For the detection of tumor recurrence after surgery in PTC patients, various methods including laboratory analysis, whole body scan with radioiodine, US, and computed tomography have been used [1]. Unlike serum thyroglobulin measurement or whole-body scans, US can be used to localize a tumor recurrence lesion [10]. Moreover, US can detect tumor recurrences in patients with undetectable serum thyroglobulin levels and negative whole body scan [11]. Thus, postoperative follow-up US has been used widely. Based on the results of the previous study, nodal recurrence in the neck is commonly detected within the first 3-4 years after surgery in PTC patients [20]. In the present study, the majority of nodal recurrence cases were detected on follow-up US within the first 1-2 years (the 1st and 2nd US follow-up sessions). In addition, tumor recurrence/persistence was observed to be high at the 5th and 6th US follow-up sessions, although this might be related to the high prevalence of these session groups (53.9%, 283/525). This result suggests that only 1 or 2 sessions of routine follow-up US within the first 5 years after total thyroidectomy in PTC patients is sufficient for the detection of tumor recurrence/persistence. For example, the first follow-up US can be performed 1-2 years after total thyroidectomy and the second follow-up US can be performed 4-6 years after total thyroidectomy. For confirming these results, a large-scale multi-center study is required.

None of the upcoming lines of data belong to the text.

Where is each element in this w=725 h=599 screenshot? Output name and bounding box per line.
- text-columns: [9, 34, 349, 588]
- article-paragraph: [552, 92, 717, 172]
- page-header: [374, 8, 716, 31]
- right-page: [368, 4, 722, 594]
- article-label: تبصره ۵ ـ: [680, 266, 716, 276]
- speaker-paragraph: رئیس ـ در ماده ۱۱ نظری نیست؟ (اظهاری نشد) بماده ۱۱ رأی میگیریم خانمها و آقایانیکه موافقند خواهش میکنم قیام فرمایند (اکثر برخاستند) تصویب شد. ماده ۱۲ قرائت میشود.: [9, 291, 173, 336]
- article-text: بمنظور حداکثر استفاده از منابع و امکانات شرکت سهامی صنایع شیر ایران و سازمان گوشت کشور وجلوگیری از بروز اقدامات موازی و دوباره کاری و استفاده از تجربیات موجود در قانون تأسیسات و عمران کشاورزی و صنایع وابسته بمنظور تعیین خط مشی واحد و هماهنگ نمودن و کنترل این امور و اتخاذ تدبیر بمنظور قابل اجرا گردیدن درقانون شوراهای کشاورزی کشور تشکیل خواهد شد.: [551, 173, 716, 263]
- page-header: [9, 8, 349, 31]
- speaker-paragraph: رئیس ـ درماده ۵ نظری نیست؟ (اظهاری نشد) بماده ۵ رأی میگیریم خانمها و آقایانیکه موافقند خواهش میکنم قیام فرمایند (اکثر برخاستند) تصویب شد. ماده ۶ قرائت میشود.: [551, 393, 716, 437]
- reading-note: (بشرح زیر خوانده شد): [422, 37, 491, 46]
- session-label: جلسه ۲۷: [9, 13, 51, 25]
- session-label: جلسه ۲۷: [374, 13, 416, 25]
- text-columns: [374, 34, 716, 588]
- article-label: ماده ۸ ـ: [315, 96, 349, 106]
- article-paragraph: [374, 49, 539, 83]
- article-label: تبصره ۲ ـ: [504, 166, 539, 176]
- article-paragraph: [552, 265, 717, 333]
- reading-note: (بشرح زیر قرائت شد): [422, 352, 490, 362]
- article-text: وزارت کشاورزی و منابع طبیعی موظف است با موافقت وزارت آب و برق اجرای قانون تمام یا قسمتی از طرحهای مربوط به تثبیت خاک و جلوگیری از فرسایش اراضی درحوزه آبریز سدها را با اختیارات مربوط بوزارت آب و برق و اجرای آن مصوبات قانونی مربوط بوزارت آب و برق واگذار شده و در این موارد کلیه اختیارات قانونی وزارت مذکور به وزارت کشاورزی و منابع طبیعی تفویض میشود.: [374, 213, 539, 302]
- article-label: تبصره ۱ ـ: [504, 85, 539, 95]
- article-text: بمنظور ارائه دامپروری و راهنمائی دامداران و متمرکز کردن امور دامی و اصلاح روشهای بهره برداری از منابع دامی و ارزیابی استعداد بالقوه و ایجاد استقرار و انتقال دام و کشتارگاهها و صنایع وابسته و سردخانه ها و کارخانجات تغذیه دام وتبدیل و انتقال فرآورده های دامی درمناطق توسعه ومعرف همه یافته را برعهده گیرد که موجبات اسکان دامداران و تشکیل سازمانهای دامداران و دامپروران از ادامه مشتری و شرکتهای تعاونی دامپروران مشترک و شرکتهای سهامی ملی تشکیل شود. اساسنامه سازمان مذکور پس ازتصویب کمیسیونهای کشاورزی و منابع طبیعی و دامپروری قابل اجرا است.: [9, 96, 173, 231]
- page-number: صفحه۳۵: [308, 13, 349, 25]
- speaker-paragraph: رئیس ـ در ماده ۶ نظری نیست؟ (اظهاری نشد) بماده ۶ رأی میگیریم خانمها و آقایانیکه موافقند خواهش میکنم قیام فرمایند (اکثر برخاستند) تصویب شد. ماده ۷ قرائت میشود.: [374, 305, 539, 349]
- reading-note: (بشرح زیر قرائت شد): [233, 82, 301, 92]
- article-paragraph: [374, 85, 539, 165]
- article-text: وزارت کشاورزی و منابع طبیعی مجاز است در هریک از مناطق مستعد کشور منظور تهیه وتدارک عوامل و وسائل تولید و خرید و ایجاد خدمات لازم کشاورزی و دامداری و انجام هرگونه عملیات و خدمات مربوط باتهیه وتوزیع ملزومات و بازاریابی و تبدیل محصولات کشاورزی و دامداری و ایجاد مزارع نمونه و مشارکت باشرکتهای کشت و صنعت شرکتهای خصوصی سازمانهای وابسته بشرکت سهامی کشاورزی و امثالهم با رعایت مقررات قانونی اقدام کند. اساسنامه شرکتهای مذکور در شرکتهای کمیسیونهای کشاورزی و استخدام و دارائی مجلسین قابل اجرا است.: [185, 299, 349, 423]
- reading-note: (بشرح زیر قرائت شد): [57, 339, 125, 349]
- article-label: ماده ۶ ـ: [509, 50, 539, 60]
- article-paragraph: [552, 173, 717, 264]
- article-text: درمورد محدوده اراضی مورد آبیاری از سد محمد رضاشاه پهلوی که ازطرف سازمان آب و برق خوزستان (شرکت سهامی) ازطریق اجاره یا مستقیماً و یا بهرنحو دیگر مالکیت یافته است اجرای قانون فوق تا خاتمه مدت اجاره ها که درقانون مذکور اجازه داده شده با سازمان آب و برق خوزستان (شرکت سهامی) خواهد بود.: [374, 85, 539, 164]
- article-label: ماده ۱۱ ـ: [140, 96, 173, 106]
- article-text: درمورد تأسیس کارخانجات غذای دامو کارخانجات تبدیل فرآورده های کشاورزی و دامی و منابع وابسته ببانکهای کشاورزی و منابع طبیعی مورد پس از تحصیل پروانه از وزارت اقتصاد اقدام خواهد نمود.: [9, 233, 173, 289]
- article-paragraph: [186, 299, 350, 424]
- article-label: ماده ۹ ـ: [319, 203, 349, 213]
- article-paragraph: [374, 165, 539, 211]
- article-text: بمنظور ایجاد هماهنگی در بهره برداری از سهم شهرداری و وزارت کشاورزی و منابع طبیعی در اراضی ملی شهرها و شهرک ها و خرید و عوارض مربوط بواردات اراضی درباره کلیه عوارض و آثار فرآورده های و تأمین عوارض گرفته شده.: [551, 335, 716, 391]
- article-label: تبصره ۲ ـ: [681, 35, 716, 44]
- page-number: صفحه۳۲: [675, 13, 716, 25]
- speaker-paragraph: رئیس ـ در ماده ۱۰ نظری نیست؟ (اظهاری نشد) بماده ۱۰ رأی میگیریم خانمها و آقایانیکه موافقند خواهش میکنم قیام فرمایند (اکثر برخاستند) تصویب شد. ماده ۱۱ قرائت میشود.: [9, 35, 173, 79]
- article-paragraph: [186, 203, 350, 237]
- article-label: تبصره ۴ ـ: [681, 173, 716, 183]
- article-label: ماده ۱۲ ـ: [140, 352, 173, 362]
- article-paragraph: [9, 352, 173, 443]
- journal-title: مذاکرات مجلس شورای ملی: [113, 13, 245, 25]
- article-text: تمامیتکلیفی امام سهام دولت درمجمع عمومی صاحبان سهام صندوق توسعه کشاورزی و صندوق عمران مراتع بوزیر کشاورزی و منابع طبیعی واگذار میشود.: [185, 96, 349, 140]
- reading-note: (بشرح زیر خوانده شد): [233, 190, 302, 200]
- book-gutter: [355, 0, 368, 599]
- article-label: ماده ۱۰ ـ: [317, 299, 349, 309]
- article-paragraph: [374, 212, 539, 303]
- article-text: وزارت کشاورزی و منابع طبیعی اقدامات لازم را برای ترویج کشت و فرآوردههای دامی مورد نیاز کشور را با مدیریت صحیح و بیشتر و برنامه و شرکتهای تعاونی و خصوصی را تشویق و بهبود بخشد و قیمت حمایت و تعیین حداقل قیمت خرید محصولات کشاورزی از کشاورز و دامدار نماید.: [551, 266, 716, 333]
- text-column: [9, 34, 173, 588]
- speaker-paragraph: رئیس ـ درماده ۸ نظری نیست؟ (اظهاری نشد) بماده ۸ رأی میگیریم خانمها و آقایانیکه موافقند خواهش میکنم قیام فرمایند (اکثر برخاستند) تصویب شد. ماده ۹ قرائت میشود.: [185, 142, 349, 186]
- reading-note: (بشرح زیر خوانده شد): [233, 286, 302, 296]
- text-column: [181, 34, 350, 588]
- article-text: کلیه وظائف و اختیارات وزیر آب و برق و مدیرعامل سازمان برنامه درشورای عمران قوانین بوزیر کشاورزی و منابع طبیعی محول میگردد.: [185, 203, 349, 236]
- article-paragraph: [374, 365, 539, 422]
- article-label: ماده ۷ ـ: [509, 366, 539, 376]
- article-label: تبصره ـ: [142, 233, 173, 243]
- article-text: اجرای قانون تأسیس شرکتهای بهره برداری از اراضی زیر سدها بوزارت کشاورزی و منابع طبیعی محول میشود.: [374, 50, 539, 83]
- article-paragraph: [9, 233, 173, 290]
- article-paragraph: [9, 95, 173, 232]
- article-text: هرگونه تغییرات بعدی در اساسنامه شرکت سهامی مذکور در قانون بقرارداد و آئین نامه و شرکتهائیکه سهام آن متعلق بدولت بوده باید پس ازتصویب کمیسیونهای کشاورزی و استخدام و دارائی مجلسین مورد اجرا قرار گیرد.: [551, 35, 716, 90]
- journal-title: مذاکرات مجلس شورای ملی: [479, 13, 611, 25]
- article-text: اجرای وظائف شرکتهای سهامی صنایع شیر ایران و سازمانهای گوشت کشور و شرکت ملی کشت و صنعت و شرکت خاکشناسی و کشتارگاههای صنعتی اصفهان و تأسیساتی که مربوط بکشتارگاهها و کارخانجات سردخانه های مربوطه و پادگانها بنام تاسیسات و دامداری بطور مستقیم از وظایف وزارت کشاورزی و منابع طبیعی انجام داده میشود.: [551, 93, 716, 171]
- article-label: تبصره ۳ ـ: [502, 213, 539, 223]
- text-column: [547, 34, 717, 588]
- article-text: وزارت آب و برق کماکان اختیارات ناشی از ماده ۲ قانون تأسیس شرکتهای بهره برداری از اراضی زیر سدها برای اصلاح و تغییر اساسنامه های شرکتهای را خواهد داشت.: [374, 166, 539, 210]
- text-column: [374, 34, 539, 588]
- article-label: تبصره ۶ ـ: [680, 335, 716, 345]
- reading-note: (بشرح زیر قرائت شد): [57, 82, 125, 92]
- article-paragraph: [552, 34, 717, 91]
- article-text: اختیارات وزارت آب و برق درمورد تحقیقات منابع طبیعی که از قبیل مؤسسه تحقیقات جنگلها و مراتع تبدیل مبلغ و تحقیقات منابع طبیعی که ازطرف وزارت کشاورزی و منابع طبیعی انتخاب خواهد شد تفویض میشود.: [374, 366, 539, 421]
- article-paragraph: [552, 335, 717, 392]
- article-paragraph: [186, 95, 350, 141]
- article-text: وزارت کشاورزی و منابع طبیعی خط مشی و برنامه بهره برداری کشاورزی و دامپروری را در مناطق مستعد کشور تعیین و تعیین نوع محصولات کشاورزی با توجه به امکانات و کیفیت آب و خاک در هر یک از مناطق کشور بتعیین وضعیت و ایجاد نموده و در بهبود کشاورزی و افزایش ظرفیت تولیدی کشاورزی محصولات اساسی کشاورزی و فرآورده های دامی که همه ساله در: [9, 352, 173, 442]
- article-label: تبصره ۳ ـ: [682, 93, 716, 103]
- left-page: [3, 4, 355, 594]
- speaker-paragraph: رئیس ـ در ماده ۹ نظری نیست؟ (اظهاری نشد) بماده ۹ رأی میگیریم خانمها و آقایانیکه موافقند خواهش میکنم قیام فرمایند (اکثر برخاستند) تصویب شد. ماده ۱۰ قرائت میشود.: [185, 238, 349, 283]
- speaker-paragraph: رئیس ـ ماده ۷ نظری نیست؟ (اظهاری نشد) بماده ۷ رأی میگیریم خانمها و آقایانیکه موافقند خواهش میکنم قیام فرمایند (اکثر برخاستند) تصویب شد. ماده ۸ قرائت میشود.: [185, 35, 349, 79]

This study had several limitations. First, all the patients were not included in the study. Of the 569 patients, 44 (7.7%) were excluded because of absent postoperative follow-up US data and indeterminate tumor recurrence/persistence. Second, the frequency and interval of follow-up US were variable. Furthermore, the mean interval of the last follow-up US was 54.7 months, and there were no cases with the last follow-up US > 8 years. Third, no laboratory findings, computed tomography findings, or whole-body scans with radioiodine were included, although postoperative measurements of serum thyroglobulin and thyroid-stimulating hormone levels have been routinely performed in our hospital. However, these findings might influence the detection of tumor recurrence/persistence. Fourth, individual US features, distant metastasis, and pathological subtypes of PTC were not investigated. Finally, we could not distinguish tumor recurrence from persistence.

Conclusion

This study demonstrated that the tumor recurrence/persistence rate after total thyroidectomy in PTC patients was low, and that the majority of tumor recurrence/persistence cases were detected on follow-up US between 1 and 2 years after total thyroidectomy. Thus, routine US follow-up with a 1- or 2-year interval for the detection of tumor recurrence/persistence may be excessive, and a new algorithm for routine follow-up US should be established.